This weekend, and last, would have seen many celebrations in churches and cathedrals across the land. St Peter, being the rock on which Christ founded his church, has a whole ‘tide’ of celebrations rather than just one day, and is the time of year in which ordinations are held. My own ordination as a deacon took place on the last weekend of June and my ordination to the priesthood on the 1st in July.
For the last 11 years I have lived next door to a church named after Peter, and served its community. We have celebrated our patron saint with a church and village fete on the Glebe field which the church towers over. We have shared breakfast together on the ‘shore’ of the small stream that runs alongside the field, and celebrated Holy Communion together as a family and community in the sunshine, sat on hay bales!
This year our celebrations are much more low key (excuse the pun), and a prayer card has been hand delivered to each household in our parish.
Our church has many symbols attributed to St Peter. The most surprising being an upside down cross, a symbol used in occult practises. It can be found in connection with Peter, as when his time came to be crucified, he did not feel worthy to be die in the same way that Jesus had so asked to be crucified upside down! There are also many images of keys in the ironwork and on the kneelers, and today’s passage helps to explain why.
One day, Jesus takes his disciples far away from the political and religious centres of Israel, and in very careful language asks them how he is being identified. The disciples shuffle their feet a little and look at each other. This is dangerous territory. Jesus asked who ‘people’ think he might be, so they respond that some see him as a prophet, and name famous prophets from history and more recent times, all now dead.
And then Jesus asks them personally who they think he is. This is a much more dangerous question. We can practically hear the tumble weed roll by in the silence that follows, then Peter responds,
You are the Messiah, the Son of the living God.Matthew 16: 16
Jewish prophecies had been predicting a Messiah for generations, but no-body quite knew what a Messiah would look like. For some the Messiah would be a warrior king, and under his reign pagan hordes would be defeated and Israel’s freedom from oppression would be secured. Others looked for a Messiah who would purge the Temple and establish true worship. In this first century, there had already been many would-be messiah’s who had gathered a following, but when their leader came to a sticky end, the following dispersed. Just as was happening for Jesus, ‘messiahs’ attracted unwanted and very often hostile attention from the authorities. No wonder the disciples were cautious about answering Jesus.
Their answers reveal something of Jesus’ true identity which has been somewhat whitewashed by the image of ‘gentle Jesus meek and mild’. The type of prophet Jesus was identified with was somewhat wild, very much unlike our stained glass images. ..

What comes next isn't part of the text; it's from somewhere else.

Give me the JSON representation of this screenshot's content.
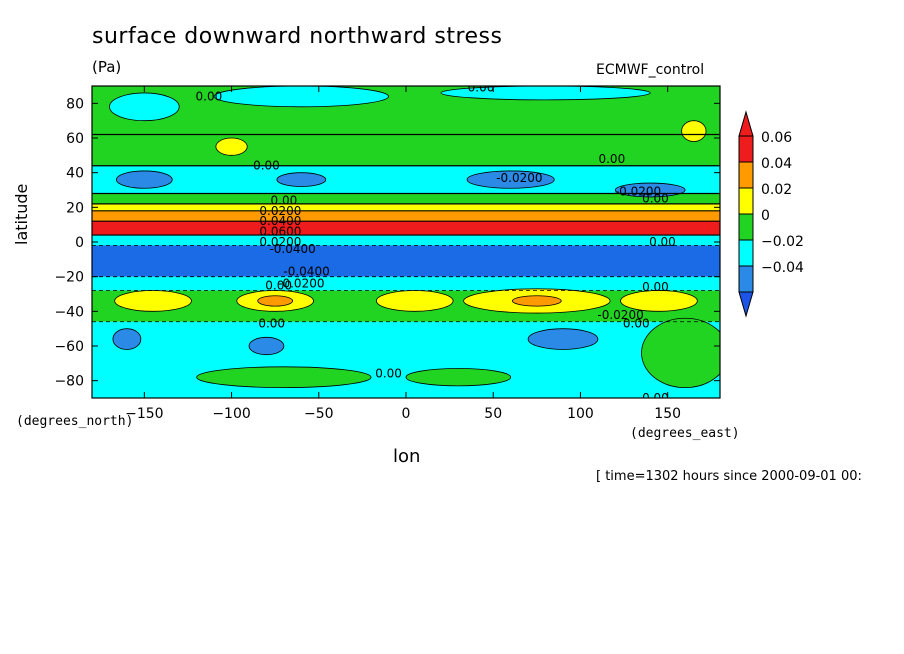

A wild prophet…who had stood up and spoken God’s word fearlessly against wicked and rebellious kings…God’s mouthpiece against injustice and wickedness in high places.Tom wright.
Peter, the disciples who would throw himself right into the heart of things, who spoke and often acted without taking time to think, was willing to speak up, but what did he understand by the words he had spoken? The title ‘Son of God’ didn’t have the same meaning that we understand now, there was no doctrine of the Holy Trinity The Son of God was a scriptural phrase understood to mean a king chosen by God and adopted as his representative. When Peter acknowledged Jesus as the Messiah, he did not, yet, comprehend that Jesus was the Son of God as we do now.
Jesus looks at Peter, and the courage it has taken for him to formulate this reply and speak it out loud, and gives Peter his new name; just as Abram and Sarai the patriarch and matriarch at the beginning of the Jewish faith were given new names. Abram became Abraham and Sarai, Sarah, God added a new syllable, the sound of breath and life itself. Peter had been named Simon, but this new name is more than a nickname, it indicates that he is to begin the Christian faith, The Way. Peter means rock, or stone, a foundation stone, and Jesus gives to him the keys to the kingdom of heaven.
There are many jokes about St Peter and the Pearly Gates, but Peter’s role is even more exciting than this. His life will be one of adventure and daring, and joy,
as chief missionary of the Easter message it will be Peter’s joyful task to lead many into the kingdom.Douglas R A Hare
It was just before Easter that we entered into lockdown due to Covid 19. Due to lockdown I found myself shouting my alleluias from The Rectory doorstep, a whole new missionary adventure was beginning. Perhaps you first began to follow these blog pages during lockdown? Perhaps you tuned into prayer and worship as church moved on-line, and found yourself connecting with Jesus in a deeper and more thoughtful way than ever before. Perhaps St Peter is inviting you into the kingdom of heaven.
As our churches slowly begin to re-open, will you accept that invitation? Will you find within yourselves the words to acknowledge that Jesus truly is the Son of God, the Messiah, the resurrected God?